Differences between TD and CP children

Results in CP children are more variable than in TD. Their passive contribution to inter-segmental moments or powers were different, not because of higher passive moment but because of lower inter-segmental ones. It is interesting to see that their passive moment during gait are, in mean, not different from the TD ones. Several hypothesis may explain those findings, either CP and TD do have the same maximum tolerance to passive tension or they do not have the capacity to produce more active moment with the antagonist muscles in order to overcome an increased passive moment that could result from the greater passive stretch required if they adopted the same kinematics as TD children25. Conversely, increased passive moment could also compensate for the weakness of the agonist active structures affected by different pathologies. This phenomenon was reported by Gaudreault et al.26, Lamontagne et al.27 and Siegler et al.28.
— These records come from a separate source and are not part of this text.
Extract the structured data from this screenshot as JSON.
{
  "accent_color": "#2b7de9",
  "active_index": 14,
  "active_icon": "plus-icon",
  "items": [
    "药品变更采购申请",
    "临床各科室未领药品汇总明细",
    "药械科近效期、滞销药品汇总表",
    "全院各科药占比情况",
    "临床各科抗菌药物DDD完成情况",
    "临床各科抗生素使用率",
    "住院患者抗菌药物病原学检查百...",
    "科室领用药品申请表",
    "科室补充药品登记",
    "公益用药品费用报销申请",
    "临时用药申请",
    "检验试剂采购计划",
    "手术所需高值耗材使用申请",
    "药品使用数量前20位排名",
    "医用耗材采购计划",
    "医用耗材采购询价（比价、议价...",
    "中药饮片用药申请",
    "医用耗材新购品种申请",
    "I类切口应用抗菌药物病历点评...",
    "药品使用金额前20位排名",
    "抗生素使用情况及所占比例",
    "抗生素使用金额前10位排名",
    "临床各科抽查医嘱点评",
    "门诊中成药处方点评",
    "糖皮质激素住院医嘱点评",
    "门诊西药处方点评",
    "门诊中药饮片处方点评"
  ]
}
Two specific differences with TD children were found. The first difference concerns the impact of the Gas during late swing. Indeed, Gas seems not sufficiently stretched to produce passive moments because of the excessive plantarflexion (not resulting here from muscle retraction). Thus, the knee passive moment and power during late swing mainly come from the Se, whereas in TD children the contribution is shared between Se and Gas. The second difference is a negative passive power burst during loading response at the ankle, which is not present during TD gait. This passive power is due to the fore-foot initial contact corresponding to an initial stretch of the plantarflexor muscles and is mainly due to uniarticular structures of the ankle.

Limitations

Besides limitations on the simplified musculoskeletal model discussed before (Section “Procedure and model”), other assumptions are made in this study. First, following the most common assumption in the literature, we assume that passive properties are additive with the active components present8. Second, the passive contribution to inter-segmental moments or powers values reported here were directly taken on the mean curves of the both populations in order to be able to compare our results with the literature. This should not mask the fact that variability is present among the subjects and particularly in children with CP. This variability is even a strong argument to evaluate subject-specifically the impact of passive stiffness on gait in children with CP and to better detail the pathology. Third, we have only considered passive solicitations during a flexion–extension movement. In the case of TD gait, this may be sufficient, since movements in other planes are minimal at the various joints. However, in the case of pathological gait, it might be interesting to consider the other planes, for which non-negligible moments can be determined. The use of a 3D passive moment model at the different joints, and especially at the hip, could prove to be beneficial although difficult to measure experimentally.

Conclusion

In this study, we propose a procedure, requiring a minimal amount of passive stretching tests, and a model for the identification of the contribution to inter-segmental dynamics of passive mechanisms due to uni- and biarticular structures during gait. This method could therefore enable a longitudinal monitoring of the evolution of passive stiffness and its impact on gait. We have shown that passive mechanism contribute substantially at different instants of the gait cycle, mainly during the push-off and swing phases for the hip and the knee and the push-off for the ankle. In the case of CP children, we have found passive moments and power during gait relatively of the same amount as the TD ones but with a larger inter-subject variability and reduced inter-segmental moments. These results emphasize on the need to have a method that individualize the quantification of the passive stiffness. Understanding how and to what extent the musculo-articular complex responds passively to a solicitation can greatly improve our understanding of the mechanisms related to locomotion and better treat certain gait disorders. The proposed procedure and model enable a comprehensive assessment of the passive mechanisms with the aim to define a subject-specific treatment of the passive stiffness which contributes to impaired gait.